From SIGN: A collection of stories by the members of Seventeen Syllables, curated by Guest Editor, Grace Loh Prasad (introduced here)
A weakened wall, we’re told, a thinning in the Circle of Willis, a ring of conjoined arteries at the brain’s base, an aneurysm in the anterior communicating artery.
The waiting room at UCSF is bland and anxious like all waiting rooms in all hospitals. The same announcements, the same private fears worn like badges marking mothers and children and distant cousins unpacking containers of food, fuel for the long days and nights.
We’ve come for my mother’s endovascular coiling, where thrombogenic material is threaded through the brain’s arteries and coiled into the inflated flesh of the aneurysm. The thread bonds with the body’s blood and seals up the aneurysm like Styrofoam inflating a balloon, the threat of stroke turned into a polystyrene peanut.
But after an exam, her radiologist tells us that the procedure isn’t possible, that her aneurysm is too complex for coiling, the base too wide, that we’ll have to opt for neurosurgery: a shave, an incision, a bone cutter, and a flap of bone lifted as one might lift a bit of orange rind from the fruit’s flesh; a clipping, a pinning of the neck of the blood vessel, metal pincers choking the bird’s throat of the aneurysm.

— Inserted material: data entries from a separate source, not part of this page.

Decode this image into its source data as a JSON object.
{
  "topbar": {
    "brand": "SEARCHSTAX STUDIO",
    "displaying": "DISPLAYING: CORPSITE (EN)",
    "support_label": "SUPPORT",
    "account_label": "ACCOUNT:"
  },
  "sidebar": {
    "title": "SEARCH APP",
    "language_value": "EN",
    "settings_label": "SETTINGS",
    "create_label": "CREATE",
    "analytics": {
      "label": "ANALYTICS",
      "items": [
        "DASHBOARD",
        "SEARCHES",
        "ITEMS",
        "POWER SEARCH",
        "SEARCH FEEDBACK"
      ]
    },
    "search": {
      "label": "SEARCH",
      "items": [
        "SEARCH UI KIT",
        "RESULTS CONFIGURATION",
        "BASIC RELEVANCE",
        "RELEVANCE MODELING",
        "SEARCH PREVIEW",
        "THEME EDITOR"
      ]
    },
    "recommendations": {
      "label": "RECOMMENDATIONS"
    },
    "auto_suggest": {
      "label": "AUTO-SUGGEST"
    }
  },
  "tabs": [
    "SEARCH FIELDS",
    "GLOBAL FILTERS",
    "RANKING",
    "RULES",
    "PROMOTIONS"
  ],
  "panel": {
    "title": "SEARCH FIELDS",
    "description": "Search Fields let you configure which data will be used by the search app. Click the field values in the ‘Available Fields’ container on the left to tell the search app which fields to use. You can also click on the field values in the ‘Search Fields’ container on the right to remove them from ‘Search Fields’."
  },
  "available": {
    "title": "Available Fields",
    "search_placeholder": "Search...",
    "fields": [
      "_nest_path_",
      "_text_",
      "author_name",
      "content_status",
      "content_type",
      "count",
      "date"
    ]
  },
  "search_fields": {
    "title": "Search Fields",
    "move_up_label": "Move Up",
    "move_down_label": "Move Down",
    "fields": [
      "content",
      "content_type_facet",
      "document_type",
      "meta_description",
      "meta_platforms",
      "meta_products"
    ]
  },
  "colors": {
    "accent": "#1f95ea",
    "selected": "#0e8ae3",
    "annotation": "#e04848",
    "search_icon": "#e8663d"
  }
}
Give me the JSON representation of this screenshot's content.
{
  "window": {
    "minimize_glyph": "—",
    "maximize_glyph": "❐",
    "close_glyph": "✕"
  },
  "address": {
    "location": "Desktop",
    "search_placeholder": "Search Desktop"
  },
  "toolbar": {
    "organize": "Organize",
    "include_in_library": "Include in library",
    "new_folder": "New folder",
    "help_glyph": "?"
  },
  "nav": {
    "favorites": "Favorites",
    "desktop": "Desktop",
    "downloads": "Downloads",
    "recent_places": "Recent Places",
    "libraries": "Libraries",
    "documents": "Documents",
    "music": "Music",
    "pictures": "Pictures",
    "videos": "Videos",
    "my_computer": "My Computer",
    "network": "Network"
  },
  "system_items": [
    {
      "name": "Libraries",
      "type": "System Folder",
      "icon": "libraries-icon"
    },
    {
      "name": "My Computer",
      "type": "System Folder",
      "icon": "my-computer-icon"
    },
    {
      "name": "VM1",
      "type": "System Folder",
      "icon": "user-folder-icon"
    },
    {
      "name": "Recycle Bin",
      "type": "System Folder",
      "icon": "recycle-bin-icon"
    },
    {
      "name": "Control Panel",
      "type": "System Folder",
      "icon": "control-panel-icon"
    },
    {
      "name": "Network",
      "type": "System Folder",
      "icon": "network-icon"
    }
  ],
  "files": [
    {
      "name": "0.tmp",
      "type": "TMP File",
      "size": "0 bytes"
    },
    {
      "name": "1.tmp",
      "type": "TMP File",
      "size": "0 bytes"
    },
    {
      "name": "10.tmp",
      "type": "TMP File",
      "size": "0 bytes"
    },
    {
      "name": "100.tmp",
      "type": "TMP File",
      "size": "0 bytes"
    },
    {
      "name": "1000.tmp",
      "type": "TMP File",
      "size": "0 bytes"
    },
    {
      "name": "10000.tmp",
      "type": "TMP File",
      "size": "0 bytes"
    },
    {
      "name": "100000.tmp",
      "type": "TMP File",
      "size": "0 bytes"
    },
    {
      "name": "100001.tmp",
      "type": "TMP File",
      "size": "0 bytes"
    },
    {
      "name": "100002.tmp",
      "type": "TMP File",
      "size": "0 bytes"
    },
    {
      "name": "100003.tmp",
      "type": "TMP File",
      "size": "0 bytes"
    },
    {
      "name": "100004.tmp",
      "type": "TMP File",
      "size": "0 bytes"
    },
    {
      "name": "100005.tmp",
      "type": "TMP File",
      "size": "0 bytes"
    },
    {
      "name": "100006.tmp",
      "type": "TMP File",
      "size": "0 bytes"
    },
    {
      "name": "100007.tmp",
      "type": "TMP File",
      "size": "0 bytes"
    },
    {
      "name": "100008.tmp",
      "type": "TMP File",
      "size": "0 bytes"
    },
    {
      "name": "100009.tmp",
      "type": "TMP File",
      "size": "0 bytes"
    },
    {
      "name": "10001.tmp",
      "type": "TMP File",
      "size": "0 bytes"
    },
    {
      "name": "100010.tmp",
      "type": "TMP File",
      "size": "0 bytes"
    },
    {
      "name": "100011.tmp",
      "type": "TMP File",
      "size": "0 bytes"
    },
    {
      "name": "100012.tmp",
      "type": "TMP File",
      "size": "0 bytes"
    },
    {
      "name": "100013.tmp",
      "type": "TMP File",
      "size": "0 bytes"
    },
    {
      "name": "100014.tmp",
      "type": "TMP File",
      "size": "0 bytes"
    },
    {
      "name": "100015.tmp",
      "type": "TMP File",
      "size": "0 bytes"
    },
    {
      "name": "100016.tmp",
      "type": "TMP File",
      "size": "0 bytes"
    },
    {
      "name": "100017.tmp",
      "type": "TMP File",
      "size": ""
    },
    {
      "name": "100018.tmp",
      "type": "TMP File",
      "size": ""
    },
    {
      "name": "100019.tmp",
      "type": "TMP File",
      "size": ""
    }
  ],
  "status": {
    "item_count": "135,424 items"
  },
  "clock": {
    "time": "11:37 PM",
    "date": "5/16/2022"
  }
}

In recovery, she looks like a prizefighter, eye blackened by blood pooling beneath the skin, worn weary by drugs and surgery, shaken by what lies ahead.
In the waiting room, I run into old friends who have brought their son for brain surgery, a resection they hope will steady his mind, wracked by hundreds of micro-seizures each minute. We’ll go our separate ways later, leave the hospital and return to our lives, but for a moment we sit together, share a meal and cup hope between our hands like a hungry animal begging to be fed.
Ralph and Elton arrive in a Grand Caravan owned in succession by a teenager, a florist, and now a funeral home. My father stands in the doorway, shoulders slumped, resting his closed eyes for a moment.
The van coughs exhaust as they reverse into my father’s garage. It’s only his now that she’s left us this morning. The singular of ownership, the widower in the morning, the solitude of being left. They’ve come for her body.
At first, I think they are too unserious, with their local gruffness, too unshaven, too clothed in torn t-shirts and ratty cargo shorts. But once in the room, once they roll her body from side to side, once they hide her decay from our sight, once they gently lift and bear her like delicate cargo, I find I love them.
Ralph and Elton hold my mother’s body between them, a heavy weight that sags and drops in the mortuary’s cloth. Ralph and Elton become solemn penitents carrying signs of grace, poised like priests during the moment of transubstantiation as bread and wine are transformed into God’s body and blood.
And I think about how my father washed her body all these years, how he rocked her back and forth on the bed, changing her bedding, changing her diapers, cleaning her skin, so pale and frail in the yellow light of the lamp. How even then, her luminous self shone through the rough matter of the body.
Later, when we run into them at Jane’s Fountain in Kalihi ordering saimin and burgers, they come to us as we’re huddled over pictures of funeral flowers watching brocades of lilies gesture toward an afterlife. They tell us that my mother arrived safely, that she would be taken care of, and we shake their hands hewn rough and tender from carrying the bodies of our dead into their afterlives. Our faces shine as the images of tiger lilies, chrysanthemums, tuberoses, and orange-lipped orchids spill off the page onto the lunch counter, as their scent swirls around us, and the quiet of mourning’s grace binds us together for a moment.
Roy Osamu Kamada is currently Chair and an Associate Professor in the Writing, Literature and Publishing Department at Emerson College in Boston. Originally from Honolulu, he received his PhD in English literature from the University of California, Davis and MFA from the University of Virginia. He has taught literature and creative writing at Emerson College, the University of Virginia, the University of California, Davis, and Kearny Street Workshop. His work has appeared in The Asian American Literary Review, Ecological Poetry: A Critical Introduction, and Bamboo Ridge. His book, Postcolonial Romanticisms: Landscape and the Possibilities of Inheritance, appeared in 2010.